Article VI of the U.S. Constitution states bluntly that “no religious Test shall ever be required as a Qualification to any Office or public Trust under the United States.”
By “religious test” the founders didn’t mean some kind of pop quiz. They meant that no person could be denied public office because of his religious views.
Although the Constitution bars these religious tests, for much of our history, voters have elected to apply one anyway: They told pollsters there was no way they were going to vote for an atheist – even if they liked his or her political views.
That may be changing. A recent poll conducted by Lake Research Partners for the American Humanist Association found that anti-atheist prejudice is finally fading.
The survey found that three-quarters of all voters now say they would be happy to support a non-religious candidate as long as they agreed with that person’s views on the issues. Writing on the site Rewire, Jennifer Bardi noted, “Voters across party lines view a lack of religious faith as insignificant as long as the voter agrees with the candidate on most issues.”

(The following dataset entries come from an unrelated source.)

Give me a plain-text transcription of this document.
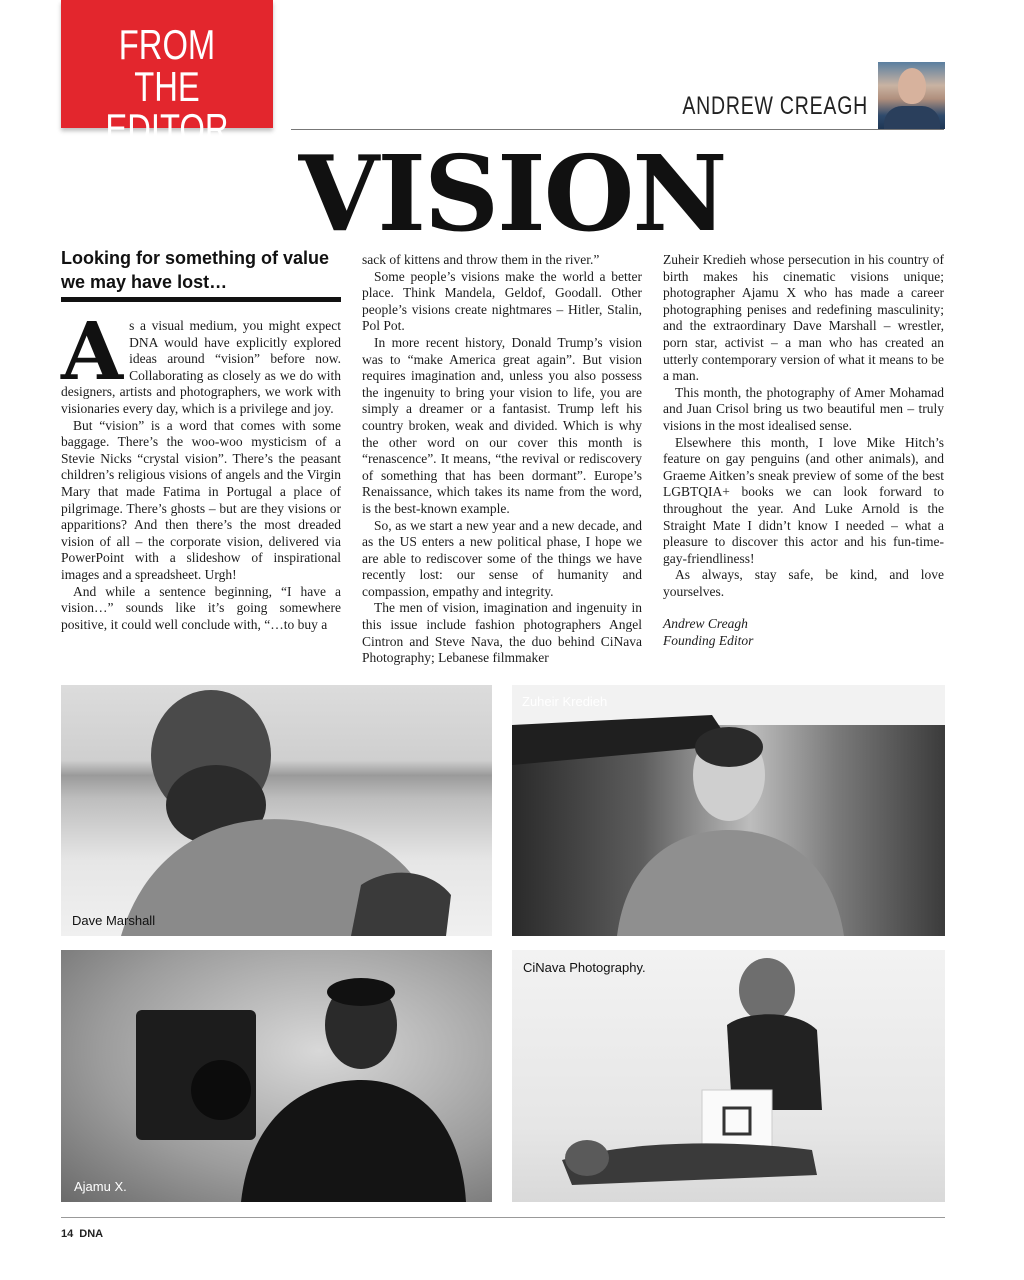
FROM
THE EDITOR	ANDREW CREAGH
VISION
Looking for something of value we may have lost…

As a visual medium, you might expect DNA would have explicitly explored ideas around “vision” before now. Collaborating as closely as we do with designers, artists and photographers, we work with visionaries every day, which is a privilege and joy.

But “vision” is a word that comes with some baggage. There’s the woo-woo mysticism of a Stevie Nicks “crystal vision”. There’s the peasant children’s religious visions of angels and the Virgin Mary that made Fatima in Portugal a place of pilgrimage. There’s ghosts – but are they visions or apparitions? And then there’s the most dreaded vision of all – the corporate vision, delivered via PowerPoint with a slideshow of inspirational images and a spreadsheet. Urgh!

And while a sentence beginning, “I have a vision…” sounds like it’s going somewhere positive, it could well conclude with, “…to buy a

sack of kittens and throw them in the river.”

Some people’s visions make the world a better place. Think Mandela, Geldof, Goodall. Other people’s visions create nightmares – Hitler, Stalin, Pol Pot.

In more recent history, Donald Trump’s vision was to “make America great again”. But vision requires imagination and, unless you also possess the ingenuity to bring your vision to life, you are simply a dreamer or a fantasist. Trump left his country broken, weak and divided. Which is why the other word on our cover this month is “renascence”. It means, “the revival or rediscovery of something that has been dormant”. Europe’s Renaissance, which takes its name from the word, is the best-known example.

So, as we start a new year and a new decade, and as the US enters a new political phase, I hope we are able to rediscover some of the things we have recently lost: our sense of humanity and compassion, empathy and integrity.

The men of vision, imagination and ingenuity in this issue include fashion photographers Angel Cintron and Steve Nava, the duo behind CiNava Photography; Lebanese filmmaker

Zuheir Kredieh whose persecution in his country of birth makes his cinematic visions unique; photographer Ajamu X who has made a career photographing penises and redefining masculinity; and the extraordinary Dave Marshall – wrestler, porn star, activist – a man who has created an utterly contemporary version of what it means to be a man.

This month, the photography of Amer Mohamad and Juan Crisol bring us two beautiful men – truly visions in the most idealised sense.

Elsewhere this month, I love Mike Hitch’s feature on gay penguins (and other animals), and Graeme Aitken’s sneak preview of some of the best LGBTQIA+ books we can look forward to throughout the year. And Luke Arnold is the Straight Mate I didn’t know I needed – what a pleasure to discover this actor and his fun-time-gay-friendliness!

As always, stay safe, be kind, and love yourselves.

Andrew Creagh

Founding Editor

Dave Marshall
Zuheir Kredieh
Ajamu X.
CiNava Photography.
14 DNA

Prejudice against skeptics of traditional religion never made much sense. Imagine a candidate who literally cut up a copy of the New Testament and removed all references to Jesus being divine. Imagine that same candidate advising his nephew, “Question with boldness even the existence of a god; because, if there be one, he must more approve the homage of reason, than that of blindfolded fear.” Imagine this candidate telling a friend in a letter that while he considered himself a Christian, he didn’t believe in the divinity of Jesus, the resurrection, original sin or the Trinity.
As recently as a few years ago, many Americans would likely have rejected a candidate like that out of hand – and members of the Religious Right still would today. That means they’d be rejecting Thomas Jefferson.
Americans United is a tax-exempt, nonprofit organization, which means we’re not in the business of endorsing or opposing candidates for public office. But we can oppose religious tests, and we do. Public office must be open to everyone, no matter when, how, where or if they worship.
Of course, that doesn’t mean that Americans shouldn’t ascertain where those who aspire to lead us stand on core issues. We’d like to see an America where all officeholders support the church-state wall and appreciate our country’s commitment to pluralism. Voters have every right to be suspicious of candidates who advocate merging religion and government and using force to compel people to live under narrow, dogmatic rules.
But refusing to vote for someone for no other reason than what that person thinks about God is short-sighted and can end up driving good people from public life.
More than 200 years ago, John Leland, a fiery Baptist cleric and advocate of church-state separation, said it best: “If a man merits the confidence of his neighbors … let him worship one God, twenty Gods or no God – be he Jew, Turk, Pagan or Infidel, he is eligible to any office in the state.”
That’s worth an “Amen!” – or, if you prefer, an “All right!”